How do we filter out colloquial contamination, and what is the course of treatment for our vernacular disease?
Do:
- Use only standard aviation terminology and phraseology
- Learn to use and recognize radio discipline
- Slow down a bit; speak at a normal rate
- Reply to all radio calls directed at your call sign
- Build situational awareness (SA) by listening to calls directed at other aircraft
- Call the ATC facility by its correct name
- Let others finish before you key the mic to speak (sometimes they hesitate mid-sentence so wait one or two seconds after their last word)
- Use your full call on the first transmission, and if an airliner, use it every time
- Abbreviate your GA call sign when appropriate
- If you have a request, say “[your call sign], request.” And wait for a reply before you continue
- Question instructions that are unclear or unexpected
- Limit “pleasantries” when there is more than just you and the controller on the frequency
Don’t:
- Use non-standard, slang or colloquial language or phrases
- Clip your transmission by late keying or early release of the mic
- Miss radio calls directed at your call sign
- Block other radio transmissions
- Say “Checking-in, “With you,” or “This is”
- Blurt out a request without first transmitting “request” and then hearing “go ahead with your request”
- Reply with your Mach when asked your speed, or speed when asked your Mach
- Switch immediately to the next sector frequency – pause for a second or two just in case ATC gives you a corrected frequency or they tell you no, that was not for you (similar sounding call signs)

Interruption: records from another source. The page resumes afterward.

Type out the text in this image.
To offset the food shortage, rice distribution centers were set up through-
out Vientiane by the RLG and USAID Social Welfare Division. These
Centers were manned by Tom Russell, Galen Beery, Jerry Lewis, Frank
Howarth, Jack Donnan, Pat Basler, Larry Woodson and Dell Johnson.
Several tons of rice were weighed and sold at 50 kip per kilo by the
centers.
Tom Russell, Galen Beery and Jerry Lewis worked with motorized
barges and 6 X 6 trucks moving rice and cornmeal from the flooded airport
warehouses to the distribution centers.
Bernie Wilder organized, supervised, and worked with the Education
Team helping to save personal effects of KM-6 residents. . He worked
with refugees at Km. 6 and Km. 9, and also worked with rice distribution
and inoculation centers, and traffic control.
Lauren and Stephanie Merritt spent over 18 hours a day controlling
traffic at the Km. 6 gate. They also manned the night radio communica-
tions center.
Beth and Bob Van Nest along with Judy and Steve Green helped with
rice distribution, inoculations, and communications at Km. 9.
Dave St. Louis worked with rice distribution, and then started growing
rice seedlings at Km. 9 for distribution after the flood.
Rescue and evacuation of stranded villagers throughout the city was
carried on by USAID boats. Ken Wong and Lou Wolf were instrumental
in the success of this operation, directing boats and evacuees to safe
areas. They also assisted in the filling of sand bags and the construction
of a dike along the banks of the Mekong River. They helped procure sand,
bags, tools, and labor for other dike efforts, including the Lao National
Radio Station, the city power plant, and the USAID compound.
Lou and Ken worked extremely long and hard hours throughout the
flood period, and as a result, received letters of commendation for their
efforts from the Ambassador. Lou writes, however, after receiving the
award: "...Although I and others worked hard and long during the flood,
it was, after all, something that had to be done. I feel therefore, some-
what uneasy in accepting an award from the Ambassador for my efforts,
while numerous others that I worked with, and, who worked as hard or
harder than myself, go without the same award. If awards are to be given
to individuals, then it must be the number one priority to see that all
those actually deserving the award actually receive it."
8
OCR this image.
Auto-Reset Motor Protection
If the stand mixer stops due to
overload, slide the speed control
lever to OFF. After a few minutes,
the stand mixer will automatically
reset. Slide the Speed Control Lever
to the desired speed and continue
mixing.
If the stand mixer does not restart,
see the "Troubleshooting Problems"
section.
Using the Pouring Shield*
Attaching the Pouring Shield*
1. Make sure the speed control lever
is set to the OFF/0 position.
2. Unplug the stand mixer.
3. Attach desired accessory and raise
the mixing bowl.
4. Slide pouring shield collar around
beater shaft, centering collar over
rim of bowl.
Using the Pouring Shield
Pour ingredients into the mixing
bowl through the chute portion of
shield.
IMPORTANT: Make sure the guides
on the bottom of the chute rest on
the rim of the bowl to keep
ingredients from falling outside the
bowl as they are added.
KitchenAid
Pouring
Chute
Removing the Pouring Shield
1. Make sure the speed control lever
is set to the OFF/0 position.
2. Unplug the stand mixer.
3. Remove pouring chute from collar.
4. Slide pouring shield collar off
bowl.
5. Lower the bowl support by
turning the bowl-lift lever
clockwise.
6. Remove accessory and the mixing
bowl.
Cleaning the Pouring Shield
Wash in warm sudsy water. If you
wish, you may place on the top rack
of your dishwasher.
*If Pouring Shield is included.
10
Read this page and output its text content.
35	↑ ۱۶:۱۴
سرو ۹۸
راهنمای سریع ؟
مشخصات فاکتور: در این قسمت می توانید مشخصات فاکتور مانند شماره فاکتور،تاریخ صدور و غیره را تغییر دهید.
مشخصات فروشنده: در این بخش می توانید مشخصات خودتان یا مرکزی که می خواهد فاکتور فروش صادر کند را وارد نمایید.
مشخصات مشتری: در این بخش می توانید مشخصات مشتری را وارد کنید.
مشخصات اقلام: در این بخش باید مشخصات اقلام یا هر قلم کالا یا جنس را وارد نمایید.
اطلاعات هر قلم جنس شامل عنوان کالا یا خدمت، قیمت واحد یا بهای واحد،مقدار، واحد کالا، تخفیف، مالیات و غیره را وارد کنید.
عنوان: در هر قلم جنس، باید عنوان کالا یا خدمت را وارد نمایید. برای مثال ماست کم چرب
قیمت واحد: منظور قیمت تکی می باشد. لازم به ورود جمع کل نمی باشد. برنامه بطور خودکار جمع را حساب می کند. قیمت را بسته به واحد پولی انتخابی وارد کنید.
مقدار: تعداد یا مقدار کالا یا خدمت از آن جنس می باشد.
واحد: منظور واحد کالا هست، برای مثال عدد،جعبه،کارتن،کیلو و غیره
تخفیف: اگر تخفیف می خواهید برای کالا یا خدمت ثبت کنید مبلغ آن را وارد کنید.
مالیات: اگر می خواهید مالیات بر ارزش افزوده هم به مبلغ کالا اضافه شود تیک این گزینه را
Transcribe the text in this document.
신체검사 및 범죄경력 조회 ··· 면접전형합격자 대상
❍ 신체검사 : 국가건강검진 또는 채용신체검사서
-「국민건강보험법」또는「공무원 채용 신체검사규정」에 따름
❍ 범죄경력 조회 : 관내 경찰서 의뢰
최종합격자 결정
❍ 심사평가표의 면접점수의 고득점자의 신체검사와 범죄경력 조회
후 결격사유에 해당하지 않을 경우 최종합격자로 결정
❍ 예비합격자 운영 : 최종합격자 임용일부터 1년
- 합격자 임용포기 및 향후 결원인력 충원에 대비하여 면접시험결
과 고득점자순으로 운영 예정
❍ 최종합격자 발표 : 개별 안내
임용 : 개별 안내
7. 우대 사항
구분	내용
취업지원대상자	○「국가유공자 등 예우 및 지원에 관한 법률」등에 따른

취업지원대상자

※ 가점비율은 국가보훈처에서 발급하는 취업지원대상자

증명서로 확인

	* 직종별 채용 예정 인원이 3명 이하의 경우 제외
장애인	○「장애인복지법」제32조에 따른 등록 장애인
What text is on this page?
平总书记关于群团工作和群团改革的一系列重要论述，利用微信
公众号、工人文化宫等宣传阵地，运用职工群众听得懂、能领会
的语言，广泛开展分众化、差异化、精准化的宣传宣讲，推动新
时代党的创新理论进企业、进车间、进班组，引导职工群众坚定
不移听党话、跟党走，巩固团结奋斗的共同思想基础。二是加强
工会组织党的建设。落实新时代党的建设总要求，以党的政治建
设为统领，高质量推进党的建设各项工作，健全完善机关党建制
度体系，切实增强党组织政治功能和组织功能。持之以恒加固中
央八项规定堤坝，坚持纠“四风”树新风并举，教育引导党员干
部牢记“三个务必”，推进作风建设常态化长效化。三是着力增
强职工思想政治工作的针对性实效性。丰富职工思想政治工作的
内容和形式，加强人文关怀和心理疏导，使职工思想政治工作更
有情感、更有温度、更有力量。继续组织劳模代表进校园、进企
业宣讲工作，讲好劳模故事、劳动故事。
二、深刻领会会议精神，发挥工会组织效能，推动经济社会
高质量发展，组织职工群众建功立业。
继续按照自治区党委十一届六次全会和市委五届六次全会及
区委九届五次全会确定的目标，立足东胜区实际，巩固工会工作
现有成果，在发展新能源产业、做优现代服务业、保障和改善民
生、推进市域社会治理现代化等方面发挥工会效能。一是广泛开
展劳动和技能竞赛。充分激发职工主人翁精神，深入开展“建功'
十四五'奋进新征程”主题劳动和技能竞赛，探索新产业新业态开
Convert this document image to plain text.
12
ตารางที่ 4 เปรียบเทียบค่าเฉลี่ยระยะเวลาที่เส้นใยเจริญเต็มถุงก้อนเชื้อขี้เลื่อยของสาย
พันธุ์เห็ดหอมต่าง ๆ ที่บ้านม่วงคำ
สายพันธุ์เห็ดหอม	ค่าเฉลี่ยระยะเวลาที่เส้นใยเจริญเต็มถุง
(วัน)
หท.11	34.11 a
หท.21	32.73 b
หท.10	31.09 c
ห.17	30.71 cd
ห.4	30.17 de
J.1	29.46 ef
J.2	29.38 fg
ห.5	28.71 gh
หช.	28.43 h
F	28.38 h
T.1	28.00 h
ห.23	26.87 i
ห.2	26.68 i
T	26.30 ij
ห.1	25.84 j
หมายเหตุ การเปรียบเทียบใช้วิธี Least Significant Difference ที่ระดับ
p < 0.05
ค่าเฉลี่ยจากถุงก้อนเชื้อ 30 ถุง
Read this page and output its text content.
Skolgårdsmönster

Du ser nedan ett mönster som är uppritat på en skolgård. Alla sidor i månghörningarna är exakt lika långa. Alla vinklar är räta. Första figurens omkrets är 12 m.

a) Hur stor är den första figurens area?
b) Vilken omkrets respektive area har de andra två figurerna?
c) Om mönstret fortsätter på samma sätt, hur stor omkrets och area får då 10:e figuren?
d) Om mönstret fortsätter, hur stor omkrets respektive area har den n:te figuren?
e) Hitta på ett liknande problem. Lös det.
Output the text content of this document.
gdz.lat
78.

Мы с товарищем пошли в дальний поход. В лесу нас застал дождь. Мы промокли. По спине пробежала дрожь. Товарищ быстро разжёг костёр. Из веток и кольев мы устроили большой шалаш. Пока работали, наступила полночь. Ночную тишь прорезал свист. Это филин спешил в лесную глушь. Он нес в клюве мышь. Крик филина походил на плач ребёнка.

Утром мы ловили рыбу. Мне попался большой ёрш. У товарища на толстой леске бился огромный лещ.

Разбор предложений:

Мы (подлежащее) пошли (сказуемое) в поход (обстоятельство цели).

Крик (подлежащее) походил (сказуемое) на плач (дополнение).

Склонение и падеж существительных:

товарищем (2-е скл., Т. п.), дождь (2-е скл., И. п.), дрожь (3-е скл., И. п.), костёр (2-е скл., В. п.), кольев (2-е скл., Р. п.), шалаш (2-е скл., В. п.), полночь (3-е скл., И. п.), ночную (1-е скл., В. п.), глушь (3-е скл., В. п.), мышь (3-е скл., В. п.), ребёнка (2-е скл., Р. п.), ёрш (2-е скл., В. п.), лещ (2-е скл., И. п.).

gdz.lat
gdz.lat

Just the Vaccination Please
Status quo, you know, is Latin for ‘the mess we’re in.’
Ronald Reagan
I have witnessed an obvious decline in radio discipline over the last 50 years. In order to rejoin the professional sounding pilots of yesteryear, perhaps some of us need a vernacular vaccination. While using and listening to the radio (or to your spouse, like Mr. Dangerfield said), don’t interrupt, think before you speak, be brief and use proper terminology – lest you clog the radio and block someone that needs to make a coffee-saving request.